IRA FLATOW: Let me go to the phones. Let’s go to Win in Durham, North Carolina. Hi, Win.

WIN: Hey, I love your show. Love your show. But more to the point, I’m a retired attorney. We just had this fairly large scandal in the last few years in North Carolina where the crime lab just came up with, you know, bogus results to get convictions. I mean, it was run in a dishonest unethical way. So you can clean up the science all you want, but if you have dishonest people running labs, it doesn’t help much.

And more to the doctor’s point, if you’re a wealthy criminal defendant, you can possibly have your own stuff done to double-check to see if the same result is had. But if you’re an indigent defendant, you’re basically out of luck, and you’re going to spend time in jail as an innocent person, as we’ve seen in a lot of cases in North Carolina, where convictions were thrown out.

IRA FLATOW: All right, thanks.

WIN: Thanks a lot.

IRA FLATOW: You’re welcome. Yes, it’s another case of having the money to defend yourself.

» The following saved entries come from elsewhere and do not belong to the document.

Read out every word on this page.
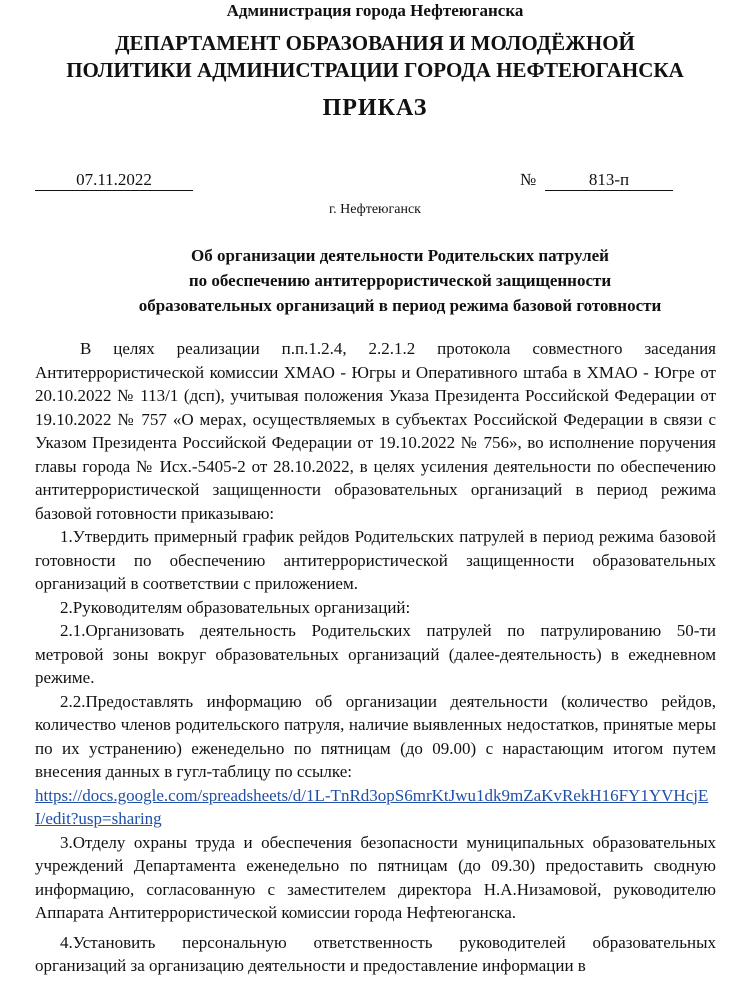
Администрация города Нефтеюганска
ДЕПАРТАМЕНТ ОБРАЗОВАНИЯ И МОЛОДЁЖНОЙ
ПОЛИТИКИ АДМИНИСТРАЦИИ ГОРОДА НЕФТЕЮГАНСКА
ПРИКАЗ
07.11.2022	№	813-п
г. Нефтеюганск
Об организации деятельности Родительских патрулей
по обеспечению антитеррористической защищенности
образовательных организаций в период режима базовой готовности

В целях реализации п.п.1.2.4, 2.2.1.2 протокола совместного заседания Антитеррористической комиссии ХМАО - Югры и Оперативного штаба в ХМАО - Югре от 20.10.2022 № 113/1 (дсп), учитывая положения Указа Президента Российской Федерации от 19.10.2022 № 757 «О мерах, осуществляемых в субъектах Российской Федерации в связи с Указом Президента Российской Федерации от 19.10.2022 № 756», во исполнение поручения главы города № Исх.-5405-2 от 28.10.2022, в целях усиления деятельности по обеспечению антитеррористической защищенности образовательных организаций в период режима базовой готовности приказываю:

1.Утвердить примерный график рейдов Родительских патрулей в период режима базовой готовности по обеспечению антитеррористической защищенности образовательных организаций в соответствии с приложением.

2.Руководителям образовательных организаций:

2.1.Организовать деятельность Родительских патрулей по патрулированию 50-ти метровой зоны вокруг образовательных организаций (далее-деятельность) в ежедневном режиме.

2.2.Предоставлять информацию об организации деятельности (количество рейдов, количество членов родительского патруля, наличие выявленных недостатков, принятые меры по их устранению) еженедельно по пятницам (до 09.00) с нарастающим итогом путем внесения данных в гугл-таблицу по ссылке:

https://docs.google.com/spreadsheets/d/1L-TnRd3opS6mrKtJwu1dk9mZaKvRekH16FY1YVHcjEI/edit?usp=sharing

3.Отделу охраны труда и обеспечения безопасности муниципальных образовательных учреждений Департамента еженедельно по пятницам (до 09.30) предоставить сводную информацию, согласованную с заместителем директора Н.А.Низамовой, руководителю Аппарата Антитеррористической комиссии города Нефтеюганска.

4.Установить персональную ответственность руководителей образовательных организаций за организацию деятельности и предоставление информации в
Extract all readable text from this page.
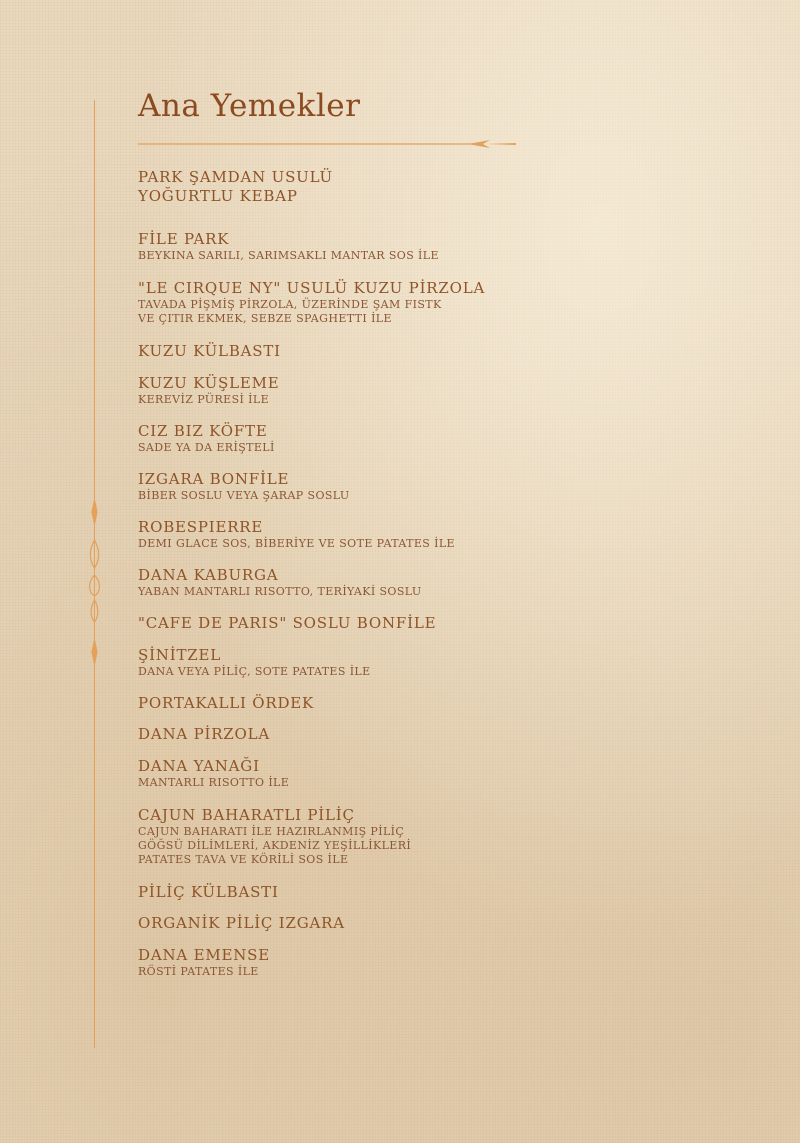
Ana Yemekler
PARK ŞAMDAN USULÜ
YOĞURTLU KEBAP
FİLE PARK
BEYKINA SARILI, SARIMSAKLI MANTAR SOS İLE
"LE CIRQUE NY" USULÜ KUZU PİRZOLA
TAVADA PİŞMİŞ PİRZOLA, ÜZERİNDE ŞAM FISTK
VE ÇITIR EKMEK, SEBZE SPAGHETTI İLE
KUZU KÜLBASTI
KUZU KÜŞLEME
KEREVİZ PÜRESİ İLE
CIZ BIZ KÖFTE
SADE YA DA ERİŞTELİ
IZGARA BONFİLE
BİBER SOSLU VEYA ŞARAP SOSLU
ROBESPIERRE
DEMI GLACE SOS, BİBERİYE VE SOTE PATATES İLE
DANA KABURGA
YABAN MANTARLI RISOTTO, TERİYAKİ SOSLU
"CAFE DE PARIS" SOSLU BONFİLE
ŞİNİTZEL
DANA VEYA PİLİÇ, SOTE PATATES İLE
PORTAKALLI ÖRDEK
DANA PİRZOLA
DANA YANAĞI
MANTARLI RISOTTO İLE
CAJUN BAHARATLI PİLİÇ
CAJUN BAHARATI İLE HAZIRLANMIŞ PİLİÇ
GÖĞSÜ DİLİMLERİ, AKDENİZ YEŞİLLİKLERİ
PATATES TAVA VE KÖRİLİ SOS İLE
PİLİÇ KÜLBASTI
ORGANİK PİLİÇ IZGARA
DANA EMENSE
RÖSTİ PATATES İLE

SUZANNE BELL: One of the things– go ahead, I’m sorry. I was going to say, one of the things that came up in the National Academy report was a recommendation for a federal-level agency that would be responsible forensic science, where it would be independent from both prosecution and defense. And I think that’s something that’s important and should be considered because that’s– I think forensic science needs a champion that is independent– scientifically independent.

IRA FLATOW: Betty Layne?

BETTY LAYNE DESPORTES: I’d like to point out that there have been some advances, and that there are moves towards more laboratory accreditation and certification of analysts. And that helps to improve the quality of the work coming out of a laboratory. It does not, by all means, solve all the problems. Because if you have a bad actor, it’s difficult to detect. But quality assurance programs give you that type of oversight to where you can catch these problems sooner, and you do not have that type of malfeasance in a laboratory.

And I think that, with accreditation and with certification, that it is a step in the right direction. I do think, however, we do need more oversight and, as Dr. Bell was saying, a champion for forensic science to ensure that there’s adequate funding for all of these measures.

IRA FLATOW: OK, we’re going to have to leave it there and get back to it and talk about this again in the future like we did in 2015. Dr. Suzanne Bell, professor of forensic and analytic chemistry at West Virginia University in Morgantown. Betty Layne DesPortes, president of the American Academy for Forensic Sciences and a criminal defense attorney in Richmond, Virginia.